O programa incluiu ainda uma visita ao projecto de reassentamento de Zalala, associado à construção do Porto de Macuse. A Comissão procurou recolher informação sobre o tratamento das comunidades abrangidas, a gestão da terra e os possíveis impactos sociais e ambientais dos projectos em desenvolvimento.
Em Tete, a delegação deslocou-se à mineradora Vulcan, no distrito de Moatize, um dos principais centros de exploração de carvão mineral do País. A fiscalização procurou avaliar a actividade da empresa, os benefícios para as comunidades, a responsabilidade social e as medidas adoptadas para reduzir os impactos ambientais da mineração.
O acompanhamento da cadeia do carvão prosseguiu no Porto de Águas Profundas de Nacala-a-Velha, na província de Nampula. Junto da Nacala Logistics, a Comissão procurou compreender o percurso do carvão extraído em Moatize até à exportação, bem como as dificuldades enfrentadas nas operações de transporte, manuseamento e embarque.
Em Cabo Delgado, a Quinta Comissão visitou o Porto de Pemba para se informar sobre os constrangimentos que afectam a exportação de grafite e de outros minérios. A deslocação permitiu analisar a ligação entre a produção mineira, a capacidade das infra-estruturas portuárias e a competitividade das exportações nacionais.
Na província de Manica, a missão visitou a Mina dos Seis Carros, no distrito de Vanduzi. Além de observar a actividade extractiva, a delegação reuniu-se com o Governo distrital para abordar a gestão dos recursos minerais, os impactos ambientais e a sua contribuição para o desenvolvimento económico e social das comunidades.
As questões ambientais e climáticas estiveram igualmente presentes noutros pontos da fiscalização. Em Inhambane, a Comissão visitou uma zona de reflorestamento hidrológico de mangal, em Nharrumbo, e áreas afectadas pela erosão no distrito de Homoíne. Em Gaza, deslocou-se a locais atingidos pelas cheias, enquanto em Tete e Maputo visitou o Parque Nacional de Mágoè e a Reserva de Maputo, respectivamente.

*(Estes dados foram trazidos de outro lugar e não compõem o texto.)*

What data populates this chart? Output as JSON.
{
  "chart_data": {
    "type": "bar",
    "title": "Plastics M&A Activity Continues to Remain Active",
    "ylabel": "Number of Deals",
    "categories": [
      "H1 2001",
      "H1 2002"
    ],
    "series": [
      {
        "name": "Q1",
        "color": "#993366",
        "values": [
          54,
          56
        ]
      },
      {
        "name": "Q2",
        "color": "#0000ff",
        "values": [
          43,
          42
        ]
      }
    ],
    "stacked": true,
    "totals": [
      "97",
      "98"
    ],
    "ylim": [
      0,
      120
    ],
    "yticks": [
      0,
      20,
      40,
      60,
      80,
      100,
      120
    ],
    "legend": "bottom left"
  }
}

Estas deslocações procuraram avaliar a resposta das instituições públicas aos efeitos das mudanças climáticas, à erosão, à degradação dos ecossistemas e aos desafios de conservação dos recursos naturais. A Comissão analisou também a gestão sustentável das florestas, a protecção da fauna bravia, o reassentamento associado a projectos de desenvolvimento e a percentagem de receitas destinada às comunidades.
A fiscalização abrangeu ainda a planta de processamento de gás no distrito de Inhassoro, em Inhambane, bem como empreendimentos ligados à agricultura, pescas, indústria, turismo e processamento de produtos nacionais. O trabalho incluiu encontros com governos provinciais e distritais, agentes económicos, associações de produtores, transportadores, comunidades e órgãos das Assembleias Provinciais.
Para cobrir as três regiões do País, a Comissão dividiu-se em três brigadas, dirigidas pelo Presidente, pela Relatora e pelo Vice-Presidente da Quinta Comissão. As informações recolhidas deverão apoiar a avaliação da execução do Plano Económico e Social e Orçamento do Estado, o acompanhamento das recomendações deixadas em 2025 e a formulação de novas recomendações ao Governo.
A actividade foi organizada pela Assembleia da República e contou com a comparticipação do IMD, no âmbito da implementação do projecto “Reforçando o Papel do Parlamento e das Assembleias Provinciais na Governação da Indústria Extractiva e Mudanças Climáticas”, financiado pelo Ministério dos Negócios Estrangeiros da Finlândia, através da Demo Finland.